“Producer side” & “Consumer side” as one circle

1/9/09 post to ClimateConcernGroup

re: Consumer-side v. Producer-side Environmentalism http://links.org.au/node/843

No doubt it does help to look around at all the contradictions, and try to connect them, but from a scientific view each side of a circle still represents the same object. The difference between the “production” and “consumption” side, from a systems view of the economic issues, is that they’re two sides of the same circle.

The actual control available for natural system circles is usually not in which side of the circle you favor, but the economic multiplier that adds or subtracts an increment to both sides of the circle every time a dollar goes all the way around it.

I know we like to have things to blame, so, hey blame me for natural systems being organized in ways we didn’t plan for, but really, it’s the *whole circle* that matters, not one side or the other.
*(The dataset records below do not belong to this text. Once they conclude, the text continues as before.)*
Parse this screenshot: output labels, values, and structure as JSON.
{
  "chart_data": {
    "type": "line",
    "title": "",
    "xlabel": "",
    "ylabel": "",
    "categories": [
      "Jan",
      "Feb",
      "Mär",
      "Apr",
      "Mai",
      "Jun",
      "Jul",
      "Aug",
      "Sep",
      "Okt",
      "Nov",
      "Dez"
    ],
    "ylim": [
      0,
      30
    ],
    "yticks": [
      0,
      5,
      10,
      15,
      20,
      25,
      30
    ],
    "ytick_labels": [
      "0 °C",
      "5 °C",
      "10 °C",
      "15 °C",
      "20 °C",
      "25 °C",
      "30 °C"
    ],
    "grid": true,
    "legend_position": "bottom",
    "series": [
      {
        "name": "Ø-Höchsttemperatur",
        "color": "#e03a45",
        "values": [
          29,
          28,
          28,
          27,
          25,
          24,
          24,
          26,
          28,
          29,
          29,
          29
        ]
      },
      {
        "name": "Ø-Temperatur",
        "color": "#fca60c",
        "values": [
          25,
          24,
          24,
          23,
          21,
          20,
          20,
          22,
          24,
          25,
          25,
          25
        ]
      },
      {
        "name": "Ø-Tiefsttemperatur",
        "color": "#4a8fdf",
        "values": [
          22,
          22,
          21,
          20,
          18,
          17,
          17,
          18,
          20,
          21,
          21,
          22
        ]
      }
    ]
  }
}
Learning to think about the circles of causation in systems tempts one to try to follow all the links in the circle, get hopelessly lost, fed up, and quit, going right back to the blame game.

The better method is to consider the whole network of circles as a unit, a ‘system’, and ask about what parts generate the increments of addition or subtraction to the network as a whole. The even more mysterious thing you generally find is that the increments are controlled from inside the system during its exponential growth (always adding to itself by added amounts).

That may be switched off from the inside as organisms do when they mature after the end of their period of exponential growth. If not, it gets switched by the negative environmental response from outside.

So, economies that pay no attention to the responsiveness of the environments they need, keep calling for multiplying scales of increase in their own expansion while their environments produce diminishing returns. They automatically, but invisibly, give up control of their own welfare to the collapse of responses from the environments they depend on but grow to overwhelm…

I’m not saying exactly how one might alter that, but that seems to be one main reason we don’t see what’s happening. Our choices have taken it out of our control…. for what it matters.